The world needs new antibacterial agents, and Australian honey could be the key.

Researchers say Australian manuka honey is at least as powerful against bacteria as the better-known New Zealand variety.

“These findings put Australian manuka honey on the international radar at a time when antibiotic resistance is recognised as a global crisis,” says University of Technology Sydney’s Dr Nural Cokcetin.

Samples of local flowering manuka (Leptospermum) trees have found the nectar-derived chemical that gives NZ manuka honey its unique antibacterial properties also exists in Australian varieties.

It also showed the antibacterial properties of honey remain unchanged over several years, if it is stored appropriately.

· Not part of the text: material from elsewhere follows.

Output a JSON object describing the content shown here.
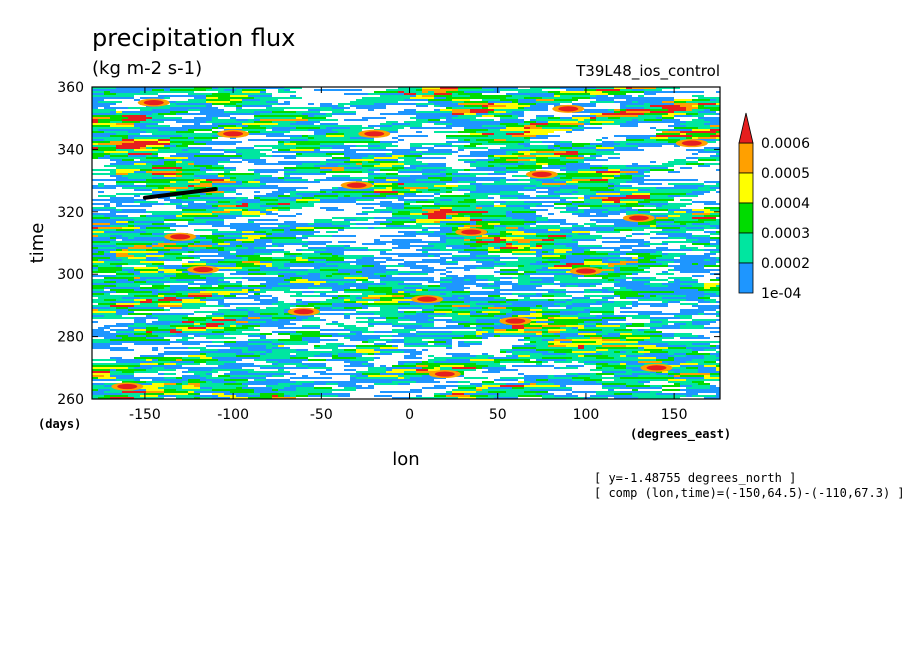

Honey gains different flavours and medicinal properties from the flowers bees visit for nectar. Manuka honey is special because it has an exceptionally high level of stable antibacterial ability from a naturally occurring compound in the nectar of manuka flowers.

“It’s the ingredient we know acts against golden staph and other superbugs resistant to current antibiotics,” Dr Cokcetin says.

“Our study provides the proof for what we’ve long assumed – that this compound, methylglyoxal (MGO), is present in high levels in Australian manuka honeys.

“We’ve also shown that the activity of Australian manuka honeys has remained unchanged over seven years from harvest, which has huge implications for extending the shelf life of medicinal honey products.”

The findings should be welcome news for Australian beekeepers, who could expand the lucrative medicinal honey market, and clinicians seeking treatments for resistant skin infections, chronic and acute wounds.

The growing global crisis of antibiotic resistance has revived interest in the clinical use of honey, and New Zealand is currently the leading source of medicinal honey. However, the country grows only one Leptospermum species, and its honey bee population is threatened by the parasitic varroa mite.

Australia is home to 83 of the 87 known Leptospermum species and is still free of the varroa mite, unlike the rest of the beekeeping world.

The findings have been published in PLOS ONE.